THE cellular forms of natural materials are at the origin of a new lightweight, 3D printed, intelligent and architectural material, developed by an international team of engineers.

The team, led by engineers from the University of Glasgow, mixed a common form of industrial plastic with carbon nanotubes to create a material that is tougher, tougher and smarter than comparable materials.

Nanotubes also allow otherwise non-conductive plastic to carry electrical charge throughout its structure.

When the structure is subjected to mechanical loads, its electrical resistance changes.

The phenomenon, known as piezoresitivity, gives the material the ability to “feel” its structural health.

The material mimics structures found in nature. Photo by Meggyn Pomerleau on Unsplash.

Using advanced 3D printing techniques that provide a high level of control over the design of the printed structures, the team was able to create a series of complex designs with medium-scale porous architecture.

This reduces the overall weight of each design and optimizes mechanical performance.

The cellular design is similar to porous materials found in the natural world, such as beehives, sponges and bones which are light and sturdy.

The researchers believe their cellular materials could find new applications in medicine, prosthetics, and automotive and aerospace design.

The research is available online as a first article in the journal Advanced Engineering Materials.

In the paper, the researchers describe how they investigated the energy absorption and self-sensing characteristics of three different nano-engineered models that they printed using their custom material, which is made from random copolymer of polypropylene and multi-walled carbon nanotubes.

Of the three designs tested, they found that one had the most effective combination of mechanical performance and auto-sensing capability, a cube-shaped “plate array” incorporating tightly packed flat sheets.

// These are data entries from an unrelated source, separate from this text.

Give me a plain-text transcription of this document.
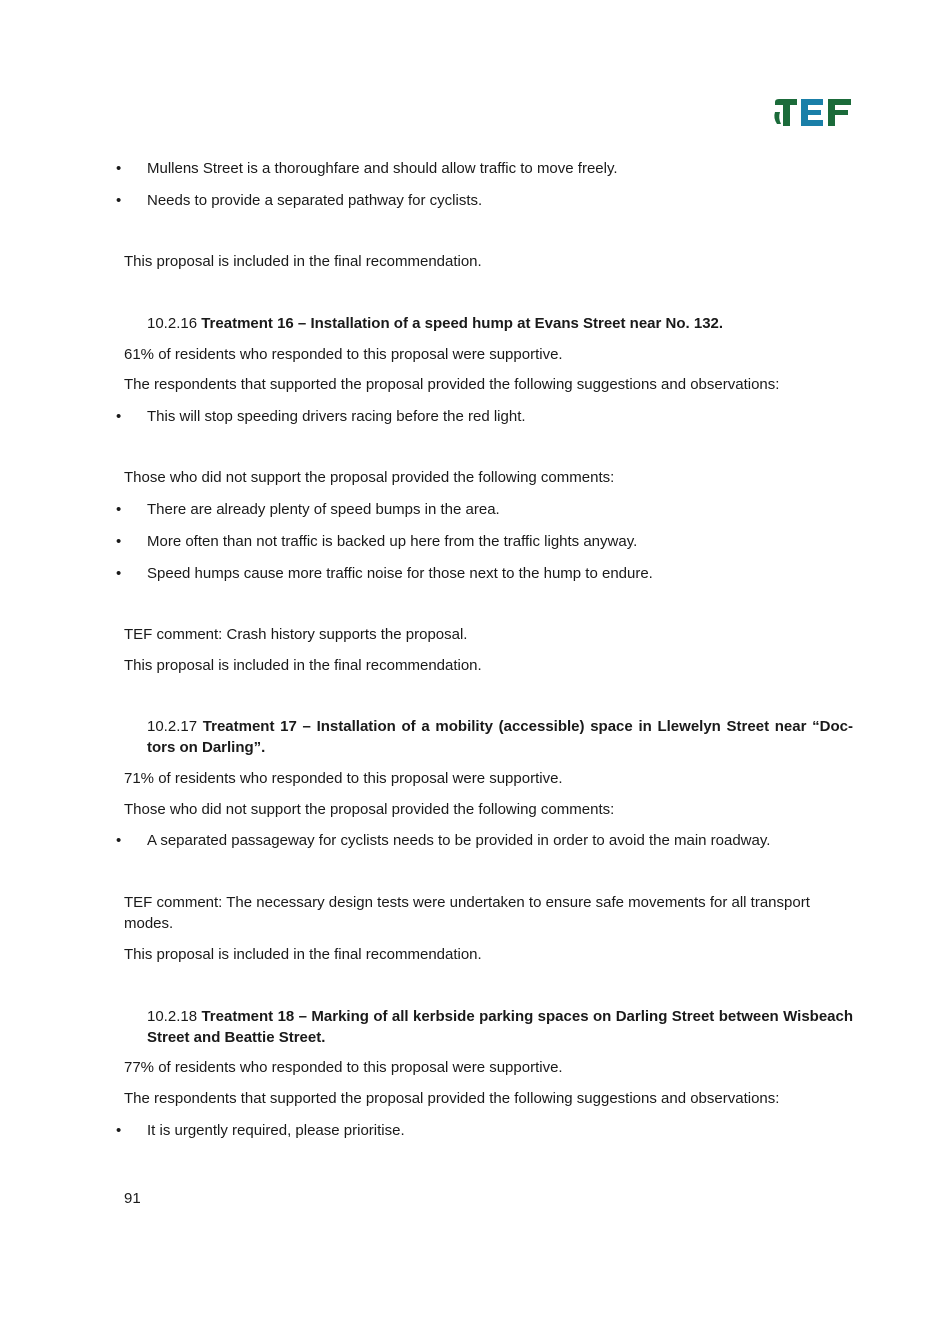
•	Mullens Street is a thoroughfare and should allow traffic to move freely.
•	Needs to provide a separated pathway for cyclists.
This proposal is included in the final recommendation.
10.2.16 Treatment 16 – Installation of a speed hump at Evans Street near No. 132.
61% of residents who responded to this proposal were supportive.
The respondents that supported the proposal provided the following suggestions and observations:
•	This will stop speeding drivers racing before the red light.
Those who did not support the proposal provided the following comments:
•	There are already plenty of speed bumps in the area.
•	More often than not traffic is backed up here from the traffic lights anyway.
•	Speed humps cause more traffic noise for those next to the hump to endure.
TEF comment: Crash history supports the proposal.
This proposal is included in the final recommendation.
10.2.17 Treatment 17 – Installation of a mobility (accessible) space in Llewelyn Street near “Doc-tors on Darling”.
71% of residents who responded to this proposal were supportive.
Those who did not support the proposal provided the following comments:
•	A separated passageway for cyclists needs to be provided in order to avoid the main roadway.
TEF comment: The necessary design tests were undertaken to ensure safe movements for all transport modes.
This proposal is included in the final recommendation.
10.2.18 Treatment 18 – Marking of all kerbside parking spaces on Darling Street between Wisbeach Street and Beattie Street.
77% of residents who responded to this proposal were supportive.
The respondents that supported the proposal provided the following suggestions and observations:
•	It is urgently required, please prioritise.
91
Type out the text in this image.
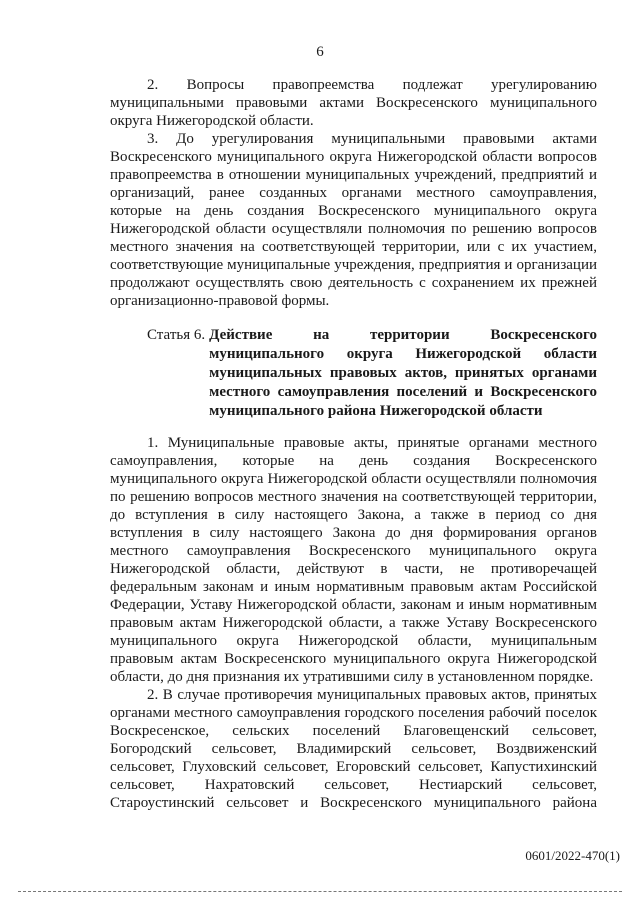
6

2. Вопросы правопреемства подлежат урегулированию муниципальными правовыми актами Воскресенского муниципального округа Нижегородской области.

3. До урегулирования муниципальными правовыми актами Воскресенского муниципального округа Нижегородской области вопросов правопреемства в отношении муниципальных учреждений, предприятий и организаций, ранее созданных органами местного самоуправления, которые на день создания Воскресенского муниципального округа Нижегородской области осуществляли полномочия по решению вопросов местного значения на соответствующей территории, или с их участием, соответствующие муниципальные учреждения, предприятия и организации продолжают осуществлять свою деятельность с сохранением их прежней организационно-правовой формы.

Статья 6. Действие на территории Воскресенского муниципального округа Нижегородской области муниципальных правовых актов, принятых органами местного самоуправления поселений и Воскресенского муниципального района Нижегородской области

1. Муниципальные правовые акты, принятые органами местного самоуправления, которые на день создания Воскресенского муниципального округа Нижегородской области осуществляли полномочия по решению вопросов местного значения на соответствующей территории, до вступления в силу настоящего Закона, а также в период со дня вступления в силу настоящего Закона до дня формирования органов местного самоуправления Воскресенского муниципального округа Нижегородской области, действуют в части, не противоречащей федеральным законам и иным нормативным правовым актам Российской Федерации, Уставу Нижегородской области, законам и иным нормативным правовым актам Нижегородской области, а также Уставу Воскресенского муниципального округа Нижегородской области, муниципальным правовым актам Воскресенского муниципального округа Нижегородской области, до дня признания их утратившими силу в установленном порядке.

2. В случае противоречия муниципальных правовых актов, принятых органами местного самоуправления городского поселения рабочий поселок Воскресенское, сельских поселений Благовещенский сельсовет, Богородский сельсовет, Владимирский сельсовет, Воздвиженский сельсовет, Глуховский сельсовет, Егоровский сельсовет, Капустихинский сельсовет, Нахратовский сельсовет, Нестиарский сельсовет, Староустинский сельсовет и Воскресенского муниципального района

0601/2022-470(1)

The lattice structure, when subjected to monotonic compression, shows an energy absorption capacity similar to nickel foams of the same relative density.

It also outperformed a number of other conventional materials of the same density.

The research was led by Dr Shanmugam Kumar from the University of Glasgow’s James Watt School of Engineering, alongside colleagues Professor Vikram Deshpande from the University of Cambridge and Professor Brian Wardle from the Massachusetts Institute of Technology .

Dr Kumar said: “Nature has a lot to teach engineers about how to balance properties and structure to create lightweight, high-performance materials.

“We took inspiration from these shapes to develop our new cellular materials, which offer unique advantages over their conventionally produced counterparts and can be fine-tuned to manipulate their physical properties.

“The polypropylene random copolymer we have chosen offers better processability, better temperature resistance, better product consistency and better impact resistance.

“The carbon nanotubes help make it mechanically robust while giving it electrical conductivity.

“We can choose the extent of porosity in the design and engineer the porous geometry to improve mass-specific mechanical properties.

“Lightweight, stronger, self-sensing materials like these have great potential for practical applications.

“They could help make lighter, more efficient car bodies, for example, or back braces for people with conditions like scoliosis that can sense when their bodies aren’t getting optimal support.

“They could even be used to create new architectural electrode shapes for batteries.”

The research was supported by funding from the University of Glasgow and the Engineering and Physical Sciences Research Council.